La reconnaissance du préjudice écologique

Le Tribunal le rappelle : le préjudice écologique est un « préjudice objectif » distinct des préjudices traditionnellement retenus en droit de la responsabilité fondés sur des intérêts humains. C’est la réparation du préjudice pur, subi par la nature, indépendamment de considérations humaines. C’est ce qui était ressorti de l’arrêt de la Cour de cassation du 25 septemre 2012, n° 10-82.938, dans la célèbre affaire du naufrage de l’Erika, où la Ligue Protectrice des Oiseaux avait obtenu la réparation du préjudice écologique à hauteur de 13 millions d’euros, et qui a amené à la consécration du préjudice écologique par le législateur avec la loi sur la biodiversité du 8 août 2016 aux articles 1246 à 1252 du Code civil.

Dès lors, l’article 1246 du Code civil dispose : « Toute personne responsable d’un préjudice écologique est tenue de le réparer. » Néanmoins, quelques freins ont été posés aux articles suivants : l’atteinte doit être « non négligeable aux éléments ou aux fonctions des écosystèmes ou aux bénéfices collectifs tirés par l’homme de l’environnement. » On peut regretter le dernier élément sur lequel l’atteinte peut porter, c’est-à-dire une atteinte aux bénéfices collectifs tirés par l’homme de l’environnement, qui mentionne les intérêts humains, normalement étrangers à la réparation du préjudice écologique. 

L’une des difficultés est l’appréciation au cas par cas par les juges de la notion de « non négligeable ». Cela implique premièrement que les impacts « minimes » ne sont pas réparables, mais également à établir ce qu’est une atteinte non négligeable. Cette dernière est laissée à l’appréciation des juges. Il n’y a pas de méthode, ou de grille de lecture juridique quant à l’appréciation du préjudice écologique. Néanmoins, la doctrine a élaboré une « Nomenclature des préjudices environnementaux » (L. Neyret et G. J. Martin , Nomenclature des préjudices environnementaux », LGDJ, 2012) qui a été appliquée pour la première fois par la Cour d’appel de Nouméa en 2014 (CA Nouméa, Chambre correctionnelle, 25 février 2014, n° 11/00187).

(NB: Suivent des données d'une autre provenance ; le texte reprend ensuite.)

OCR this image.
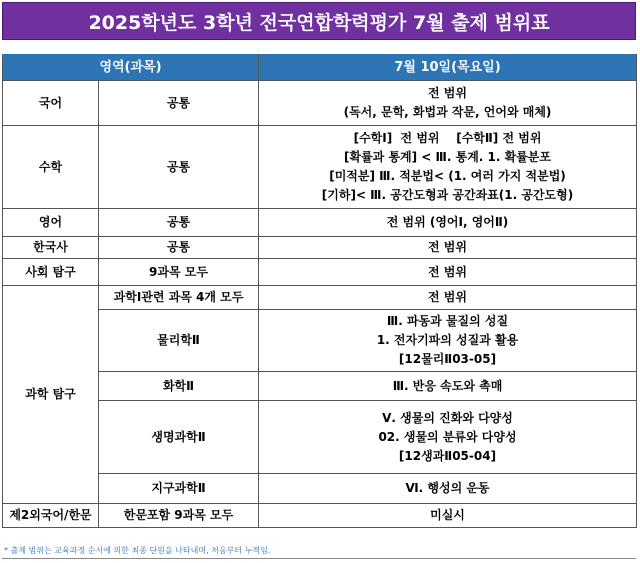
2025학년도 3학년 전국연합학력평가 7월 출제 범위표
영역(과목)		7월 10일(목요일)
국어	공통	전 범위
(독서, 문학, 화법과 작문, 언어와 매체)

수학	공통	[수학Ⅰ]  전 범위    [수학Ⅱ] 전 범위
[확률과 통계] < Ⅲ. 통계. 1. 확률분포
[미적분] Ⅲ. 적분법< (1. 여러 가지 적분법)
[기하]< Ⅲ. 공간도형과 공간좌표(1. 공간도형)

영어	공통	전 범위 (영어Ⅰ, 영어Ⅱ)
한국사	공통	전 범위
사회 탐구	9과목 모두	전 범위
과학 탐구	과학Ⅰ관련 과목 4개 모두	전 범위
	물리학Ⅱ	Ⅲ. 파동과 물질의 성질
1. 전자기파의 성질과 활용
[12물리Ⅱ03-05]

	화학Ⅱ	Ⅲ. 반응 속도와 촉매
	생명과학Ⅱ	Ⅴ. 생물의 진화와 다양성
02. 생물의 분류와 다양성
[12생과Ⅱ05-04]

	지구과학Ⅱ	Ⅵ. 행성의 운동
제2외국어/한문	한문포함 9과목 모두	미실시
* 출제 범위는 교육과정 순서에 의한 최종 단원을 나타내며, 처음부터 누적임.
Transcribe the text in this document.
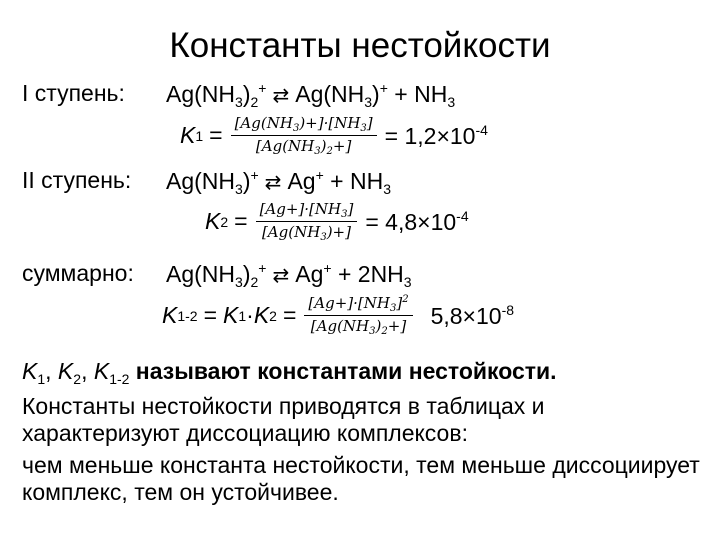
Константы нестойкости
I ступень: $Ag(NH_3)_2^+$ ⇄ $Ag(NH_3)^+ + NH_3$
K $1 = \frac{[Ag(NH_3)+]\cdot[NH_3]}{[Ag(NH_3)_2+]} = 1,2\times 10^{-4}$
II ступень: $Ag(NH_3)^+$ ⇄ $Ag^+ + NH_3$
K $2 = \frac{[Ag+]\cdot[NH_3]}{[Ag(NH_3)+]} = 4,8\times 10^{-4}$
суммарно: $Ag(NH_3)_2^+$ ⇄ $Ag^+ + 2NH_3$
K 1-2 = K 1 · K $2 = \frac{[Ag+]\cdot[NH_3]^2}{[Ag(NH_3)_2+]} 5,8\times 10^{-8}$
$K_1$, $K_2$, $K_{1-2}$ называют константами нестойкости.
Константы нестойкости приводятся в таблицах и характеризуют диссоциацию комплексов:
чем меньше константа нестойкости, тем меньше диссоциирует комплекс, тем он устойчивее.
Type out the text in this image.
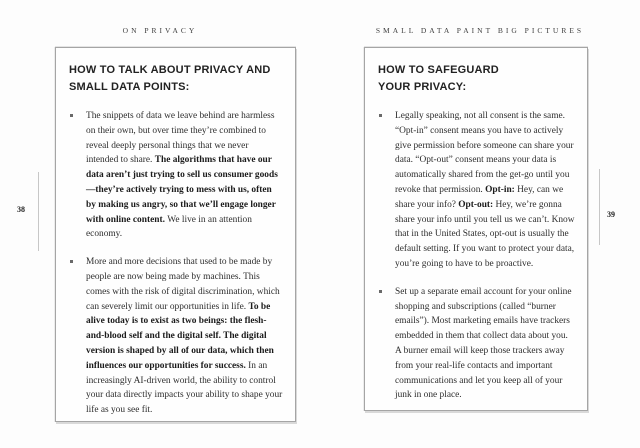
ON PRIVACY
38
HOW TO TALK ABOUT PRIVACY AND
SMALL DATA POINTS:
The snippets of data we leave behind are harmless on their own, but over time they’re combined to reveal deeply personal things that we never intended to share. The algorithms that have our data aren’t just trying to sell us consumer goods—they’re actively trying to mess with us, often by making us angry, so that we’ll engage longer with online content. We live in an attention economy.
More and more decisions that used to be made by people are now being made by machines. This comes with the risk of digital discrimination, which can severely limit our opportunities in life. To be alive today is to exist as two beings: the flesh-and-blood self and the digital self. The digital version is shaped by all of our data, which then influences our opportunities for success. In an increasingly AI-driven world, the ability to control your data directly impacts your ability to shape your life as you see fit.
SMALL DATA PAINT BIG PICTURES
39
HOW TO SAFEGUARD
YOUR PRIVACY:
Legally speaking, not all consent is the same. “Opt-in” consent means you have to actively give permission before someone can share your data. “Opt-out” consent means your data is automatically shared from the get-go until you revoke that permission. Opt-in: Hey, can we share your info? Opt-out: Hey, we’re gonna share your info until you tell us we can’t. Know that in the United States, opt-out is usually the default setting. If you want to protect your data, you’re going to have to be proactive.
Set up a separate email account for your online shopping and subscriptions (called “burner emails”). Most marketing emails have trackers embedded in them that collect data about you. A burner email will keep those trackers away from your real-life contacts and important communications and let you keep all of your junk in one place.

Pour autant, les associations invoquent régulièrement ce préjudice (T. corr. Marseille, 6 mars 2020, n° 18330000441 : braconniers condamnés à verser 350.060 euros au titre de la réparation du préjudice écologique au Parc national des Calanques ; Cour de cassation, Chambre criminelle, 26 mars 2024, 23-81.410 : valide l’arrêt de la CA d’Aix en Provence qui condamne plusieurs sociétés pour des destructions d’habitat de tortues d’Hermann et les ont condamnées solidairement à payer à l’État 184.752,40 euros au titre du préjudice écologique).

La décision de la Cour d’appel de DOUAI confirmera ou non les condamnations précitées.